Do you believe there might have been medical error?

0 10
6 - More Likely Than Not

It's not completely clear from the images provided, but there may be an extravasation (damage to the vessel causing blood to leak out of the vessel) causing a hematoma at the site of the balloon. This is a known complication, but should be found and addressed during the procedure. Typically an extravasation is treated by a prolonged inflation of the angioplasty balloon at the site, or a stent.

Do you believe there might have been causation (i.e. the medical error resulted in an injury)?

0 10
6 - More Likely Than Not

If there is clear evidence of an extravasation that was not addressed in the procedure, it caused the hematoma that resulted in the hospitalization and follow up surgery.

What makes you a good expert for this case?

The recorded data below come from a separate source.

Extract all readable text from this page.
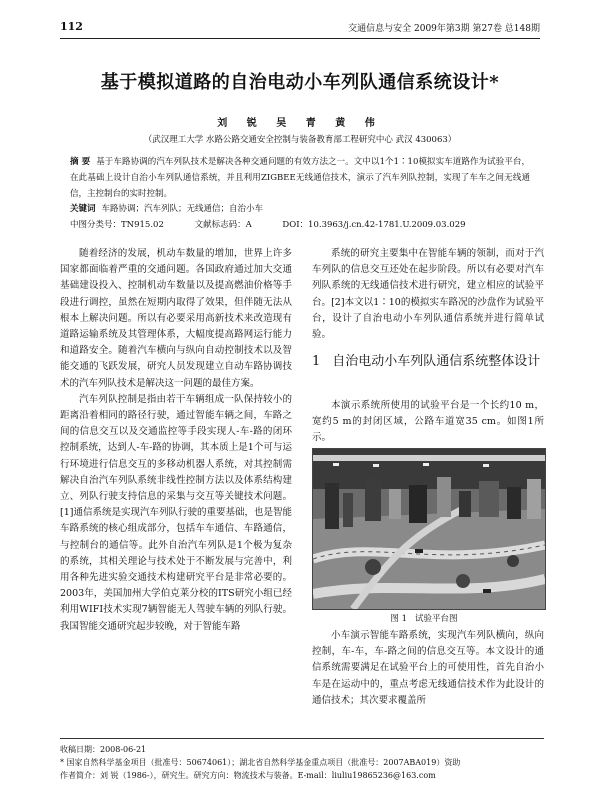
112	交通信息与安全 2009年第3期 第27卷 总148期
基于模拟道路的自治电动小车列队通信系统设计*
刘 锐 吴 青 黄 伟
（武汉理工大学 水路公路交通安全控制与装备教育部工程研究中心 武汉 430063）
摘 要 基于车路协调的汽车列队技术是解决各种交通问题的有效方法之一。文中以1个1∶10模拟实车道路作为试验平台，在此基础上设计自治小车列队通信系统，并且利用ZIGBEE无线通信技术，演示了汽车列队控制，实现了车车之间无线通信，主控制台的实时控制。
关键词 车路协调；汽车列队；无线通信；自治小车
中图分类号：TN915.02	文献标志码：A	DOI：10.3963/j.cn.42-1781.U.2009.03.029

随着经济的发展，机动车数量的增加，世界上许多国家都面临着严重的交通问题。各国政府通过加大交通基础建设投入、控制机动车数量以及提高燃油价格等手段进行调控，虽然在短期内取得了效果，但伴随无法从根本上解决问题。所以有必要采用高新技术来改造现有道路运输系统及其管理体系，大幅度提高路网运行能力和道路安全。随着汽车横向与纵向自动控制技术以及智能交通的飞跃发展，研究人员发现建立自动车路协调技术的汽车列队技术是解决这一问题的最佳方案。

汽车列队控制是指由若干车辆组成一队保持较小的距离沿着相同的路径行驶，通过智能车辆之间，车路之间的信息交互以及交通监控等手段实现人-车-路的闭环控制系统，达到人-车-路的协调，其本质上是1个可与运行环境进行信息交互的多移动机器人系统，对其控制需解决自治汽车列队系统非线性控制方法以及体系结构建立、列队行驶支持信息的采集与交互等关键技术问题。[1]通信系统是实现汽车列队行驶的重要基础，也是智能车路系统的核心组成部分，包括车车通信、车路通信，与控制台的通信等。此外自治汽车列队是1个极为复杂的系统，其相关理论与技术处于不断发展与完善中，利用各种先进实验交通技术构建研究平台是非常必要的。2003年，美国加州大学伯克莱分校的ITS研究小组已经利用WIFI技术实现7辆智能无人驾驶车辆的列队行驶。我国智能交通研究起步较晚，对于智能车路

系统的研究主要集中在智能车辆的领制，而对于汽车列队的信息交互还处在起步阶段。所以有必要对汽车列队系统的无线通信技术进行研究，建立相应的试验平台。[2]本文以1∶10的模拟实车路况的沙盘作为试验平台，设计了自治电动小车列队通信系统并进行简单试验。

1 自治电动小车列队通信系统整体设计

本演示系统所使用的试验平台是一个长约10 m，宽约5 m的封闭区域，公路车道宽35 cm。如图1所示。

图 1 试验平台图

小车演示智能车路系统，实现汽车列队横向，纵向控制，车-车，车-路之间的信息交互等。本文设计的通信系统需要满足在试验平台上的可使用性，首先自治小车是在运动中的，重点考虑无线通信技术作为此设计的通信技术；其次要求覆盖所

收稿日期：2008-06-21
* 国家自然科学基金项目（批准号：50674061）；湖北省自然科学基金重点项目（批准号：2007ABA019）资助
作者简介：刘 锐（1986-），研究生。研究方向：物流技术与装备。E-mail：liuliu19865236@163.com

I am a full time practicing nephrologist, board certified. I have been preforming interventional nephrology procedures like the one in this case since I completed fellowship in 2012. I am the president of my nephrology practice with over 40 providers. I have performed over 5,000 interventional nephrology procedures. I have a Florida MD Expert Witness Certificate. I started doing expert witness work 10 months ago. I have not been deposed, but have participated in about 15 cases between plaintiff and defense.

How often do you encounter cases similar to this one in your practice?

I perform over 500 interventional cases per year.